Government challenged to explain 'incomprehensible' Bangladesh work permit scheme.


August 05, 2004

A scheme to offer 10,000 Bangladeshis permits to take up temporary employment in the UK was described as 'incomprehensible' when at the same time the government's own research shows that more than 40% of young Bangladeshis already here are unemployed. [1]

Think-tank Migrationwatch said the Government had serious questions to answer - compounded by the fact that the process itself has descended into chaos.

'It is incomprehensible that, when there are large numbers of young Bangladeshis already here who are unemployed, it should be thought necessary to issue work permits to many thousands more,' said Sir Andrew Green, chairman of Migrationwatch.

According to the 2001 Census there are just under 25,000 Bangladeshi men aged 16-24 in the UK - of whom the 40% unemployed number 10,000.

'In addition there are absolutely no checks to ensure that permit holders will leave Britain at the end of their time - so creating the perfect conditions for yet more illegal overstaying in the UK.'

The so called Sector Based Scheme was intended to permit unskilled young people from outside Europe to take up temporary employment in the UK in the hospitality and food manufacturing industries for up to 12 months. The quotas for each of the two schemes were initially 10,000 a year, later reduced to 7,500.

Yet in Bangladesh an initial allocation of 10,000 [2] was made despite the extremely high unemployment of Bangladeshis in Britain.

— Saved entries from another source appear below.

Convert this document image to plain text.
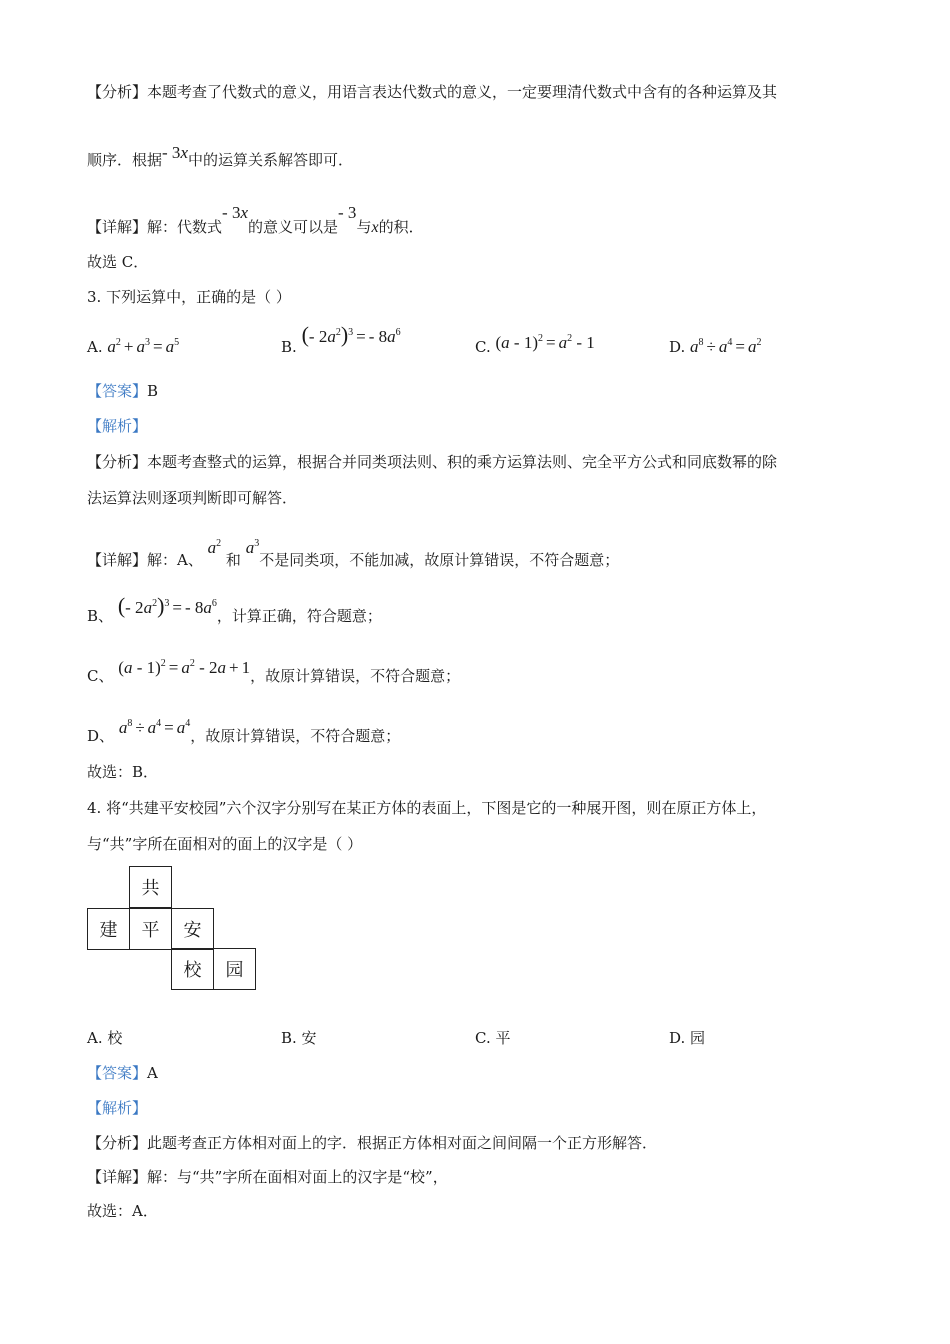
【分析】本题考查了代数式的意义，用语言表达代数式的意义，一定要理清代数式中含有的各种运算及其
顺序．根据- 3x中的运算关系解答即可．
【详解】解：代数式- 3x的意义可以是- 3与x的积．
故选 C．
3. 下列运算中，正确的是（ ）
A. $a^2 + a^3 = a^5$	B. (- $2a^2)^3$ = - $8a^6$
C. $(a - 1)^2 = a^2 - 1$	D. $a^8 \div a^4 = a^2$
【答案】B
【解析】
【分析】本题考查整式的运算，根据合并同类项法则、积的乘方运算法则、完全平方公式和同底数幂的除
法运算法则逐项判断即可解答．
【详解】解：A、 $a^2$ 和 $a^3$不是同类项，不能加减，故原计算错误，不符合题意；
B、 (- $2a^2)^3$ = - $8a^6$，计算正确，符合题意；
C、 $(a - 1)^2 = a^2 - 2a + 1$，故原计算错误，不符合题意；
D、 $a^8 \div a^4 = a^4$，故原计算错误，不符合题意；
故选：B．
4. 将“共建平安校园”六个汉字分别写在某正方体的表面上，下图是它的一种展开图，则在原正方体上，
与“共”字所在面相对的面上的汉字是（ ）
共
建	平	安
校	园
A. 校	B. 安	C. 平	D. 园
【答案】A
【解析】
【分析】此题考查正方体相对面上的字．根据正方体相对面之间间隔一个正方形解答．
【详解】解：与“共”字所在面相对面上的汉字是“校”，
故选：A．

According to the Immigration Advisory Service the quota of applications was filled within three weeks of the scheme starting and the refusal rate is now as high as 89%. Of 2,045 applications received in the last three months only 138 were granted. They continued that "there is chaos in Bangladesh with disturbances, a sports stadium having to be hired to issue tickets for interviews and a complete suspension of the scheme in April.

'Surely the people already here should be offered these jobs, or should be trained to do them, before we add still further to immigration, it simply defies logic. Indeed, it smacks of the Government trying to curry favour in the curry houses,' said Sir Andrew.

'What is more, we now have 75 million new citizens of the European Union, many unemployed, who have the right to come and seek work here. Britain should do what the Irish Government have done and slash the number of work permits - in their case from 50,000 a year to 2,500.

'Instead, this government have nearly quadrupled the number of work permits issued in recent years to 145,000 last year as well as introducing these sector-based schemes,' said Sir Andrew.

NOTES:
1 Social Focus in Brief: Ethnicity 2002 issued December 2002.